Novela (que podia ser mexicana) com um número infindável de episódios e protagonistas a mais, vendida em pacotes económicos aos países do leste europeu. Enredo muito intrincado, malfeitores qb, doses exageradas de sacanices, facadas nas costas e muitas figurantes com língua de porteira. A única coisa que vale a pena no meio desta salganhada toda?! A protagonista, que interpreta este argumento sem mudar uma vírgula... ou não fosse isto a sua vida.

quinta-feira, 7 de junho de 2012

Celdélia de sua graça


A minha avó ensinou-me que as borboletas brancas sao sinal de boas novas. E ensinou-me o que sao "boas novas" e "por obséquio" - que ela teimosamente insistia em dizer, mesmo que achassem que ela era doida. Deu-me a conhecer Confúcio, as coisas fantásticas que ele dizia e que ela citava muitas vezes.

A minha avó tinha 9 nomes. Celdélia Josefina eram os dois primeiros. Mesmo depois de 7 filhos, continuava um pau de virar tripas, pelo que o meu pai dizia amiúde "Celdélia Josefina come um bife e fica fina".  E eu e o meu irmao ríamos imenso.

A minha avó fazia torradas da fazenda, umas torradas tao, mas tao boas, que nunca vi ninguém fazer igual. A minha avó, que por ser avó tinha tempo e paciencia ás carradas, fazia tranças prefeitas e contava estórias longas e cheias de pormenores. De Macau, de África, do Brasil, do meu bisavô  militar e do meu avô bigodes. Dos gatos e da cabra que teve em África que comia cigarros e roía a palhinha das cadeiras. Dos mordomos de luvas brancas, do que perdeu na guerra (tudo e mais um bocadinho) e dos negócios falhados do meu avó. De como o meu bisavô roubou a minha bisavó aos pais, e de como a minha tetravó, de Viana do Castelo, lhe mandou dois baús cheios de pedras quando ela já em Lisboa lhe escreveu a pedir o enxoval.

A minha avó nunca me chamou Flora. Para ela eu era sempre Aninhas. Feitios. Flora veio do outro lado da família, do lado do meu pai e eu acho que ela levou a coisa a peito.

A minha avó era super educada, tinha um bocadinho a mania das grandezas e dava imensa importancia a coisas como berco e educacao.
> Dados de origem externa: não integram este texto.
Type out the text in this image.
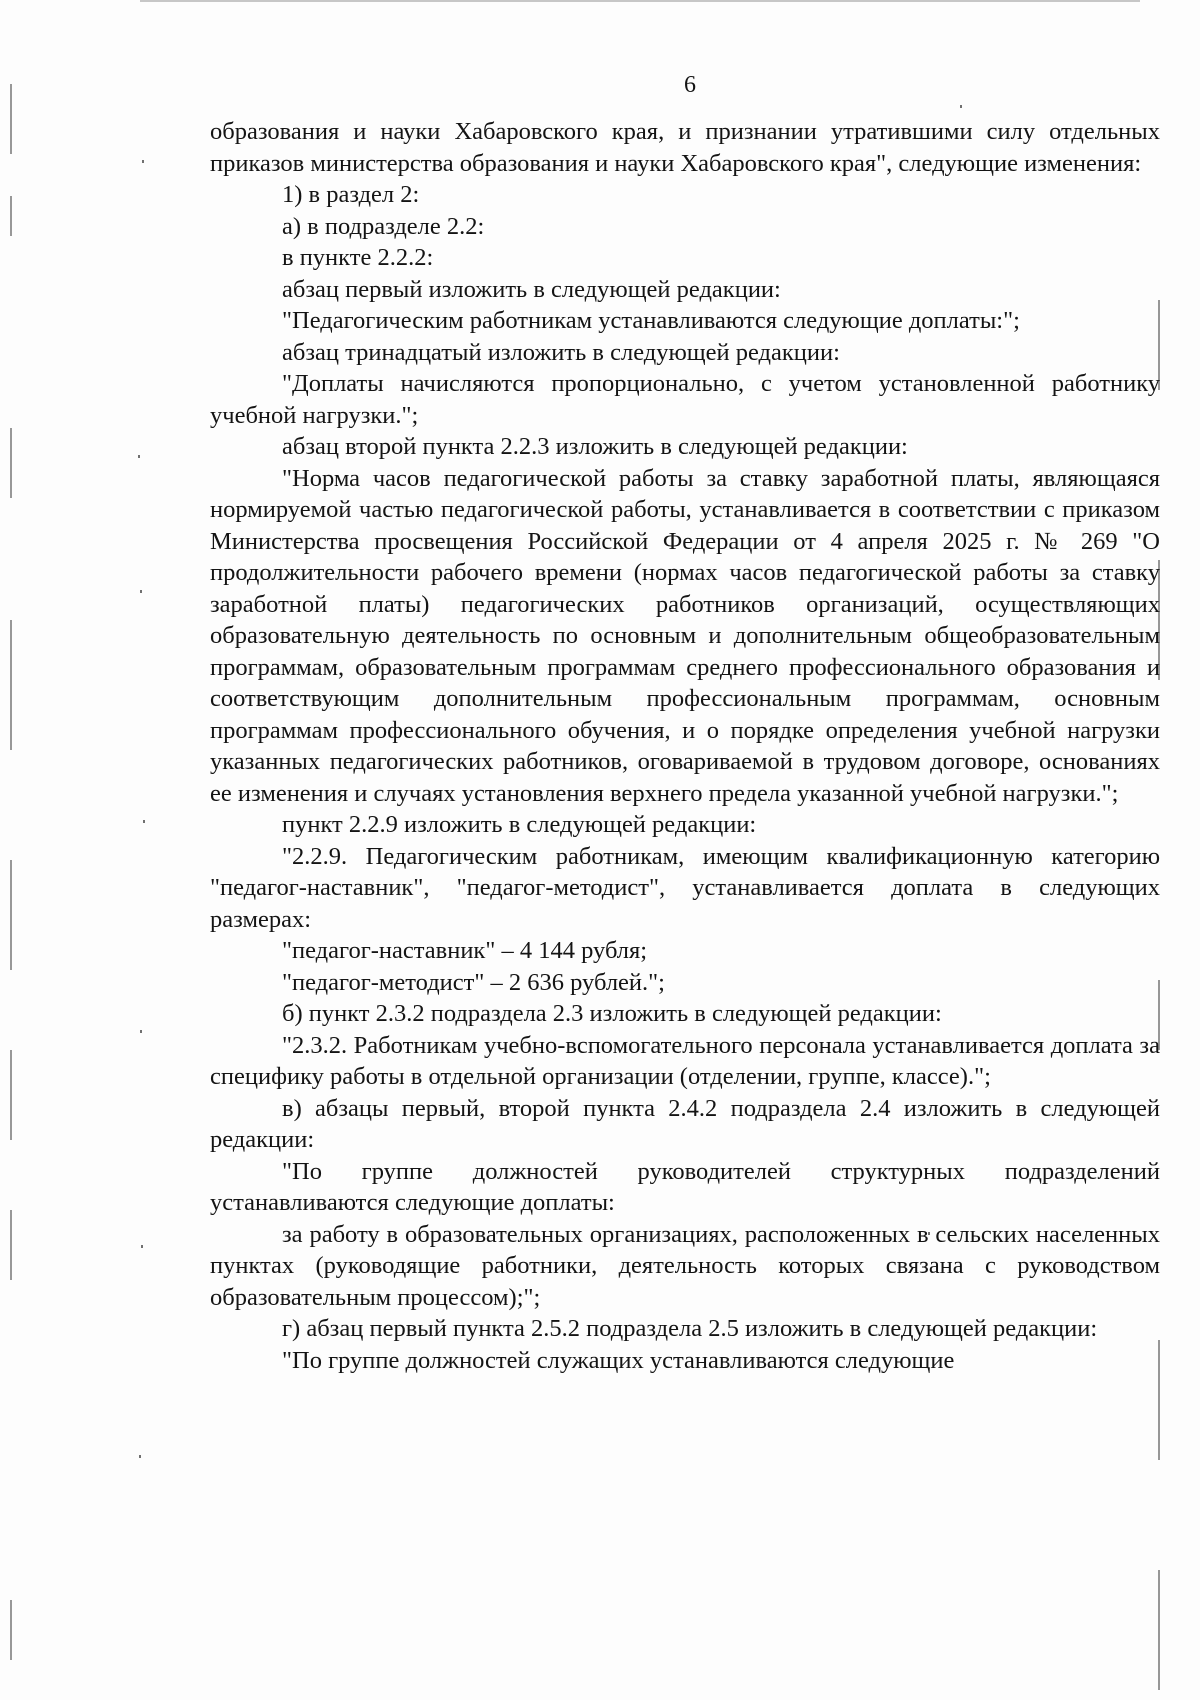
6

образования и науки Хабаровского края, и признании утратившими силу отдельных приказов министерства образования и науки Хабаровского края", следующие изменения:

1) в раздел 2:

а) в подразделе 2.2:

в пункте 2.2.2:

абзац первый изложить в следующей редакции:

"Педагогическим работникам устанавливаются следующие доплаты:";

абзац тринадцатый изложить в следующей редакции:

"Доплаты начисляются пропорционально, с учетом установленной работнику учебной нагрузки.";

абзац второй пункта 2.2.3 изложить в следующей редакции:

"Норма часов педагогической работы за ставку заработной платы, являющаяся нормируемой частью педагогической работы, устанавливается в соответствии с приказом Министерства просвещения Российской Федерации от 4 апреля 2025 г. № 269 "О продолжительности рабочего времени (нормах часов педагогической работы за ставку заработной платы) педагогических работников организаций, осуществляющих образовательную деятельность по основным и дополнительным общеобразовательным программам, образовательным программам среднего профессионального образования и соответствующим дополнительным профессиональным программам, основным программам профессионального обучения, и о порядке определения учебной нагрузки указанных педагогических работников, оговариваемой в трудовом договоре, основаниях ее изменения и случаях установления верхнего предела указанной учебной нагрузки.";

пункт 2.2.9 изложить в следующей редакции:

"2.2.9. Педагогическим работникам, имеющим квалификационную категорию "педагог-наставник", "педагог-методист", устанавливается доплата в следующих размерах:

"педагог-наставник" – 4 144 рубля;

"педагог-методист" – 2 636 рублей.";

б) пункт 2.3.2 подраздела 2.3 изложить в следующей редакции:

"2.3.2. Работникам учебно-вспомогательного персонала устанавливается доплата за специфику работы в отдельной организации (отделении, группе, классе).";

в) абзацы первый, второй пункта 2.4.2 подраздела 2.4 изложить в следующей редакции:

"По группе должностей руководителей структурных подразделений устанавливаются следующие доплаты:

за работу в образовательных организациях, расположенных в сельских населенных пунктах (руководящие работники, деятельность которых связана с руководством образовательным процессом);";

г) абзац первый пункта 2.5.2 подраздела 2.5 изложить в следующей редакции:

"По группе должностей служащих устанавливаются следующие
Uma vez, nunca mais me esqueço, fez-me uma bolsinha de mao em crochet para eu levar a uma festa de anos e comprou flores para eu oferecer á mae da minha amiga. As miúdas todas olharam espantadas para as flores e depois perguntaram para que era aquilo (a bolsa) e a única coisa que me ocorreu foi "para meter coisas lá dentro" e toca de mostrar orgulhosa um pacote de lenços.

A minha avó usava balandraus, uma espécie de vestidos compridos, largos e com padroes discretos. Mesmo em pleno Agosto, a minha avó nunca saía a rua sem collants - nao vou andar a mostrar as varizes, nao e?! E nunca esquecia o baton e os brincos. E pedia-me sempre "minha filha, por favor ve se a tua avó tem baton nos dentes".
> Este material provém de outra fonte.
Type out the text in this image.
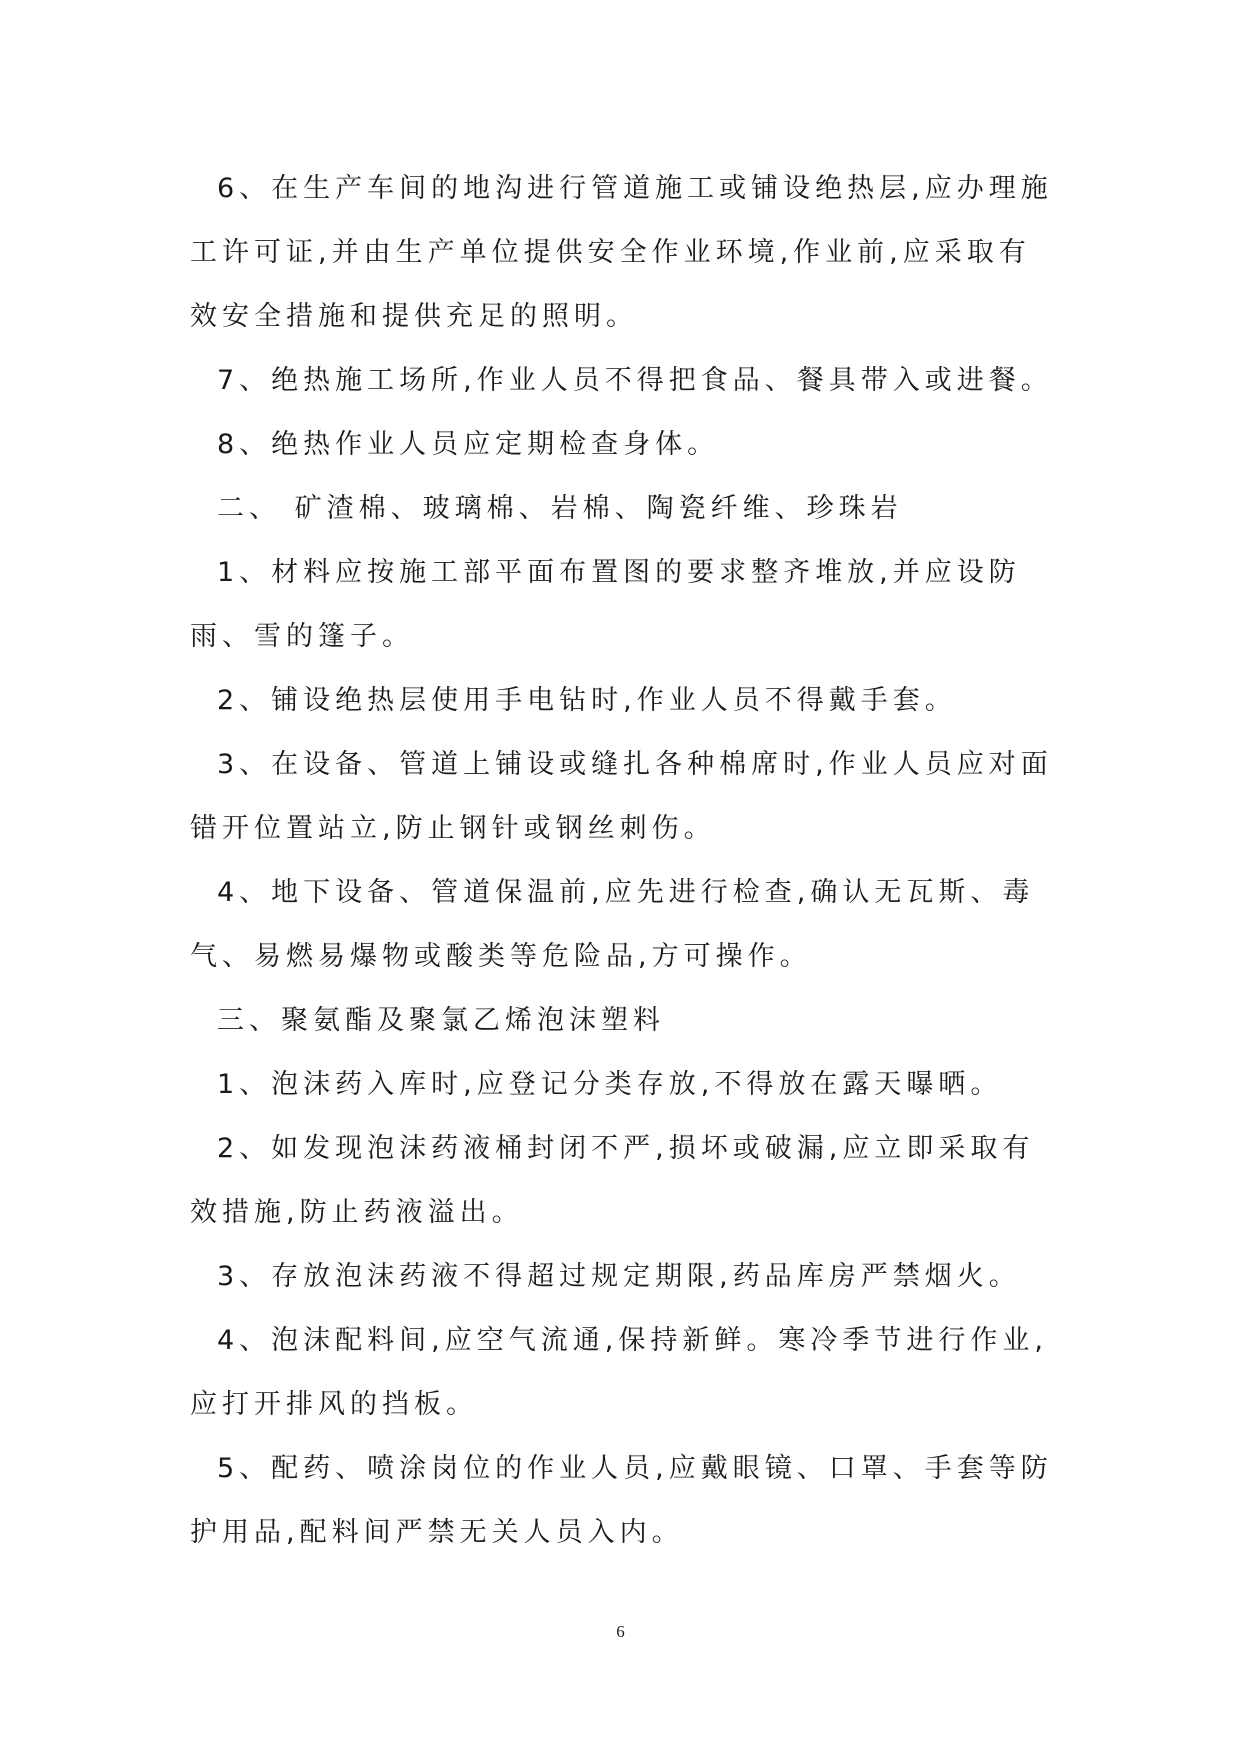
6、在生产车间的地沟进行管道施工或铺设绝热层,应办理施工许可证,并由生产单位提供安全作业环境,作业前,应采取有效安全措施和提供充足的照明。

7、绝热施工场所,作业人员不得把食品、餐具带入或进餐。

8、绝热作业人员应定期检查身体。

二、 矿渣棉、玻璃棉、岩棉、陶瓷纤维、珍珠岩

1、材料应按施工部平面布置图的要求整齐堆放,并应设防雨、雪的篷子。

2、铺设绝热层使用手电钻时,作业人员不得戴手套。

3、在设备、管道上铺设或缝扎各种棉席时,作业人员应对面错开位置站立,防止钢针或钢丝刺伤。

4、地下设备、管道保温前,应先进行检查,确认无瓦斯、毒气、易燃易爆物或酸类等危险品,方可操作。

三、聚氨酯及聚氯乙烯泡沫塑料

1、泡沫药入库时,应登记分类存放,不得放在露天曝晒。

2、如发现泡沫药液桶封闭不严,损坏或破漏,应立即采取有效措施,防止药液溢出。

3、存放泡沫药液不得超过规定期限,药品库房严禁烟火。

4、泡沫配料间,应空气流通,保持新鲜。寒冷季节进行作业,应打开排风的挡板。

5、配药、喷涂岗位的作业人员,应戴眼镜、口罩、手套等防护用品,配料间严禁无关人员入内。

6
A minha avó cozinhava muito bem. E tinha a mestria de saber aproveitar restos como ninguém. Com ela aprendi a fazer arroz chau-chau com tudo e mais alguma coisa.

A minha avó escrevia imensas cartas. E tinha a caligrafia mais bonita que alguma vez já vi. Por causa da minha avó eu ainda hoje mando postais de Natal, escritos e por correio.

A minha avo ensinou-me o significado de melancolia. Toda ela era um poço de recordaçoes e memórias que revivia vezes sem conta. Tantas vezes a encontrei de olhar parado no vazio, cigarro na ponta dos dedos e a boca entreaberta. Quando lhe perguntava o que tinha ela dizia-me que se alimentava de recordaçoes e saudades e que já tinha vivido tempo de mais.

A minha avó morreu e eu sinto que me falta um bocado enorme.